SWIFT will soon open up membership of its KYC Registry, used by nearly 4,000 correspondent banks and funds players, to all supervised financial institutions. The registry is used as a secure repository where know your customer (KYC) data and documents are stored and can be shared by users. The registry supports KYC compliance and reduces due diligence costs for banking counterparties.
It was launched in December 2014 and members originally had to be SWIFT-connected supervised institutions. From September 2017, any supervised financial institutions can join the registry, regardless of whether they are connected to SWIFT.
SWIFT's Luc Meurant said: “Extending KYC Registry membership to all eligible supervised financial institutions means that current Registry members will profit from even broader coverage of their correspondent banking and funds distribution networks, allowing them to further consolidate and streamline their customer due diligence activities. In parallel, smaller institutions will benefit from industry-agreed standards and best practices in know your customer compliance. As well as delivering efficiency gains and cost savings, the move will foster financial inclusion and further strengthen the Registry’s position as the KYC utility of choice for the global financial industry.”

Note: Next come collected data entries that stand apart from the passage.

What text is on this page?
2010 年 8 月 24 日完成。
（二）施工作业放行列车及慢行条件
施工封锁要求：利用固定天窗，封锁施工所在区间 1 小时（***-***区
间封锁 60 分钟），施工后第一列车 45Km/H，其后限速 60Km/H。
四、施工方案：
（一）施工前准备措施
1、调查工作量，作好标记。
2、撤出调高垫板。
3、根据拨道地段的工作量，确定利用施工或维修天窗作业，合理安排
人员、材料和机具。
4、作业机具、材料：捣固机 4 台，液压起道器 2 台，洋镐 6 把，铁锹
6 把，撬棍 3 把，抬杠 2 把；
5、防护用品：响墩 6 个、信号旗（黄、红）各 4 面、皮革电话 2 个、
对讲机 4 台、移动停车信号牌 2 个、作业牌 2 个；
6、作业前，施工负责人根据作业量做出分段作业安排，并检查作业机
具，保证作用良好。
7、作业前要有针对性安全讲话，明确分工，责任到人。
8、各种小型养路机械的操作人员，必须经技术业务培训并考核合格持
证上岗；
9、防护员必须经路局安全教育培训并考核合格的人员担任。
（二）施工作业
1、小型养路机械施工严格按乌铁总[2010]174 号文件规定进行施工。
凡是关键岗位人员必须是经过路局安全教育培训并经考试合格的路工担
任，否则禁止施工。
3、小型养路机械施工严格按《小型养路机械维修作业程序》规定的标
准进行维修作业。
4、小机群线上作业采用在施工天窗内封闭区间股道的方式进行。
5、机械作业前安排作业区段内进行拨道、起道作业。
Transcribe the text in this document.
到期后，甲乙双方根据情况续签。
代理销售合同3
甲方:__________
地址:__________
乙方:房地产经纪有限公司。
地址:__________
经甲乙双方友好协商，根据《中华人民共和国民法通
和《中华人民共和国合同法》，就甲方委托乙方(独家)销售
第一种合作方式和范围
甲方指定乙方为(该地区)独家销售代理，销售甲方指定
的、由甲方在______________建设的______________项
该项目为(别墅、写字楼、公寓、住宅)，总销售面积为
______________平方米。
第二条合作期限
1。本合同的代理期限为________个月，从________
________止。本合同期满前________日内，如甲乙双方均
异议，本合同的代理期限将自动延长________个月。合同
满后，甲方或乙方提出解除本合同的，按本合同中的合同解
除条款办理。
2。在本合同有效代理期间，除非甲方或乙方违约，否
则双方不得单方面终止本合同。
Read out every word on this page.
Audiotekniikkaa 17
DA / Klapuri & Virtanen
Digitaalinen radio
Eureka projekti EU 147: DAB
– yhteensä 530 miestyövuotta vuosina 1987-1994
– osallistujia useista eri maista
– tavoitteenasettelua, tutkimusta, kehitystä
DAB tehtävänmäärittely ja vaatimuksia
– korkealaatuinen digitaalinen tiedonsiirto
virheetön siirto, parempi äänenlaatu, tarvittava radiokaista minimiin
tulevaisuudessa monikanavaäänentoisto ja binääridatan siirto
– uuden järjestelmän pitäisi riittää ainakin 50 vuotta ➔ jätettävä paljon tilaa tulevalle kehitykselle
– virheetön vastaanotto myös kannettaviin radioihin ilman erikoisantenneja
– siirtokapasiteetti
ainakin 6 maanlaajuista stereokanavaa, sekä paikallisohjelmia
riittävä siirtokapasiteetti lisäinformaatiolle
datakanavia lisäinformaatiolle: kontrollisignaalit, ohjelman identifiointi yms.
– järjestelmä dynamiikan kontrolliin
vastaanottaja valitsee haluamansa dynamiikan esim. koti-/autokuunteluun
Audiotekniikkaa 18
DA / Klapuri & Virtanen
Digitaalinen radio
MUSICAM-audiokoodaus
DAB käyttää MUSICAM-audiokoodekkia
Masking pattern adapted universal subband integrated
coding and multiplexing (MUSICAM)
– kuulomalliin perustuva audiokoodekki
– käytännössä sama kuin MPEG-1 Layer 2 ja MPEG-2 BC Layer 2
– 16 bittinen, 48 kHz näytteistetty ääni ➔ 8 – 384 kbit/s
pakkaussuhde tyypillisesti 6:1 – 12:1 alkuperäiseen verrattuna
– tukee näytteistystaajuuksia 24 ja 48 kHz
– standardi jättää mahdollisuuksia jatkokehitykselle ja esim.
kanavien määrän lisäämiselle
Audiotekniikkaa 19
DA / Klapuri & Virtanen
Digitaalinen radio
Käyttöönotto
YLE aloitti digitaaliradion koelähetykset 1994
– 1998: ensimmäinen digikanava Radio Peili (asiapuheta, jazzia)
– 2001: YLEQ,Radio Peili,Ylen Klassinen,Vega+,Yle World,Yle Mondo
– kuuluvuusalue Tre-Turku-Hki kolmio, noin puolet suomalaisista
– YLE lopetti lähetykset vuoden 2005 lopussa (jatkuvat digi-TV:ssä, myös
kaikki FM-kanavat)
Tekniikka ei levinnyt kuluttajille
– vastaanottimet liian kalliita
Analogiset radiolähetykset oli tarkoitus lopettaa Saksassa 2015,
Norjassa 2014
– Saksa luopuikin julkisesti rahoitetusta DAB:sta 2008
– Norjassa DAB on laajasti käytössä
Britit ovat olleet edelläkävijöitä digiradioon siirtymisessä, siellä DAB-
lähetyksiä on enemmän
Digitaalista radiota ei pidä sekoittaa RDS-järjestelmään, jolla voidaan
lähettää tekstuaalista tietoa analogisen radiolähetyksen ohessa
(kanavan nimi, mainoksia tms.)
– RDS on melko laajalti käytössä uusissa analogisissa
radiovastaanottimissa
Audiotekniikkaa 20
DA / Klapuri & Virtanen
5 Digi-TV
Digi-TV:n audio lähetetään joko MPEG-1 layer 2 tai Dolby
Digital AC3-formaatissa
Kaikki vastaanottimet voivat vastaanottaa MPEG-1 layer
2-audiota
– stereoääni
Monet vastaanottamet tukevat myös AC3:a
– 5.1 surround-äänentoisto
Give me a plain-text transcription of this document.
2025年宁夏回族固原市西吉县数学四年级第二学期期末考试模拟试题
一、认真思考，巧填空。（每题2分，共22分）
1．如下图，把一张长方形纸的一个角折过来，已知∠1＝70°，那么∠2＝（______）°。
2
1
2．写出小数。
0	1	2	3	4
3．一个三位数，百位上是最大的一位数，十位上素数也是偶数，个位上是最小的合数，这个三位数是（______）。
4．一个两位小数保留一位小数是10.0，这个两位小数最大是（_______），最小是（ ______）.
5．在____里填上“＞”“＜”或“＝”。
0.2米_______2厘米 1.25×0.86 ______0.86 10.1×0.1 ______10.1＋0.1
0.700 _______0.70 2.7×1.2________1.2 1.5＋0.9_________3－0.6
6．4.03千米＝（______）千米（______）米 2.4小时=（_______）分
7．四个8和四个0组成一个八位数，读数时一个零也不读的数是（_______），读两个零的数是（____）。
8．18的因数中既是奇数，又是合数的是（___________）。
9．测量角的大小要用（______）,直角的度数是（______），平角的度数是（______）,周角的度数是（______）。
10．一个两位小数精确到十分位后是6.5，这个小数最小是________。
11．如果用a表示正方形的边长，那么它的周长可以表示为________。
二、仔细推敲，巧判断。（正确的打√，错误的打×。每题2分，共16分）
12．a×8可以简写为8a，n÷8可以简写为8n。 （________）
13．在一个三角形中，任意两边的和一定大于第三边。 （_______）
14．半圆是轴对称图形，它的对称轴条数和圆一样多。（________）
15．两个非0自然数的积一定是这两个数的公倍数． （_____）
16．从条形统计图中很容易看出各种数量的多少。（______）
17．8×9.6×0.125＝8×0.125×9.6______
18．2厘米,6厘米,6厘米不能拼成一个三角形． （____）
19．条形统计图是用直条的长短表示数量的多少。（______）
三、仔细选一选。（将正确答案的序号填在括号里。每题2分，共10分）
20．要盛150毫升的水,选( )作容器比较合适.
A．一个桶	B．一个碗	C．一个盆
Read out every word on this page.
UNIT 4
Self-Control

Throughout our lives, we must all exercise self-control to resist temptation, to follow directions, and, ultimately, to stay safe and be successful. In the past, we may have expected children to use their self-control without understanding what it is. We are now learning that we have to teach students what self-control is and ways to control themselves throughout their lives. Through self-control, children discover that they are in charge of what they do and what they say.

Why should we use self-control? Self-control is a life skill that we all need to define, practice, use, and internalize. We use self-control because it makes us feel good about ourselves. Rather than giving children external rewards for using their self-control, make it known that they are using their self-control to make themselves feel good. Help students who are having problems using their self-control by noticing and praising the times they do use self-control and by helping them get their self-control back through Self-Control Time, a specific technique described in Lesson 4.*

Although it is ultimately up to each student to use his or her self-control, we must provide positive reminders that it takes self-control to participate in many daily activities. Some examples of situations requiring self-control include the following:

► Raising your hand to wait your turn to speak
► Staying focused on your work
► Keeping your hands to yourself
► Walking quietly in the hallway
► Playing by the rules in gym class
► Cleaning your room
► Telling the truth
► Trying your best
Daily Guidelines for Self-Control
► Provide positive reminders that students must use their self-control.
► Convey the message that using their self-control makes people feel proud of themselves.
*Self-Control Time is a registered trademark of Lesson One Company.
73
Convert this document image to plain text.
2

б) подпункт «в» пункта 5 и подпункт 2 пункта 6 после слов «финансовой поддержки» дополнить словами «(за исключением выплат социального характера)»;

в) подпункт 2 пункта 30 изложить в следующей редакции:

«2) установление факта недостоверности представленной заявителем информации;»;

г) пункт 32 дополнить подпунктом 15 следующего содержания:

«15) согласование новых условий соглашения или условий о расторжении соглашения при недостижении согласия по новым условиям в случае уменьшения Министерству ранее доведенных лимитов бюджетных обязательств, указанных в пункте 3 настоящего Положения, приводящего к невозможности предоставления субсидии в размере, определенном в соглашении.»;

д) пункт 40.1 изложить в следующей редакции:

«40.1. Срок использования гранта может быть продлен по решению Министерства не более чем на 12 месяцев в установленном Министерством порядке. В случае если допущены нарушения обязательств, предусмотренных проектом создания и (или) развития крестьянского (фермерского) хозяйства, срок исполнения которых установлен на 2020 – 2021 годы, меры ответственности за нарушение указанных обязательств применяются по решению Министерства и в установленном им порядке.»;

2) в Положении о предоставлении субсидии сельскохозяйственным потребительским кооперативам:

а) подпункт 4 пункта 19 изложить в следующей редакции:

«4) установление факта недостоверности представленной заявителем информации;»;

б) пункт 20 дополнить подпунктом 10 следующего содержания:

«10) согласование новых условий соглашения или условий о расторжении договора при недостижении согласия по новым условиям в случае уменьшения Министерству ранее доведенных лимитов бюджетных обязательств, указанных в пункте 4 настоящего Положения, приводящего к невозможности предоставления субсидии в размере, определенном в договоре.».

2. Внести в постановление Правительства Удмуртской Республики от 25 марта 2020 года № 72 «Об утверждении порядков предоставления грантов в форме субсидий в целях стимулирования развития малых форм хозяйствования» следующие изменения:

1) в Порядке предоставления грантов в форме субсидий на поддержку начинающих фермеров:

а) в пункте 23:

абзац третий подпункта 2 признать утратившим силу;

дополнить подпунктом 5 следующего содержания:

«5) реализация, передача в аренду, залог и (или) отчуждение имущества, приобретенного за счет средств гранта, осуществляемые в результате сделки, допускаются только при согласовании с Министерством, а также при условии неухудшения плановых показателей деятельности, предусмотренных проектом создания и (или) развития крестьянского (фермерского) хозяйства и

Need for third-party services on KYC compliance
Regulations requiring stringent KYC documentation and data are becoming an increasing burden for both banks and corporates. SWIFT's registry helps to streamline this process. But it's not the only KYC on-boarding service that is becoming increasingly popular among banks and their customers. A solution from Thomson Reuters, Org ID KYC, was launched in 2014 and serves 26 major financial institutions and asset management firms, manages over 350,000 KYC records and publishes more than 1.25 million continuously refreshed legal entity profiles. The trend is clear: corporates and financial institutions are required to comply with KYC regulations but it sucks a huge amount of their time away from their 'real' business. Using a third-party to go through the due diligence and checks must be the way forward and this is where the products from Thomson Reuters and SWIFT's registry can make a big difference to users.
CTMfile has covered this topic several times:
KYC alone is not enough to prevent AML and other fraud types
“Know your transaction” and “KYC recency” are vital, but will it ever be achieved? How are corporates going to do this?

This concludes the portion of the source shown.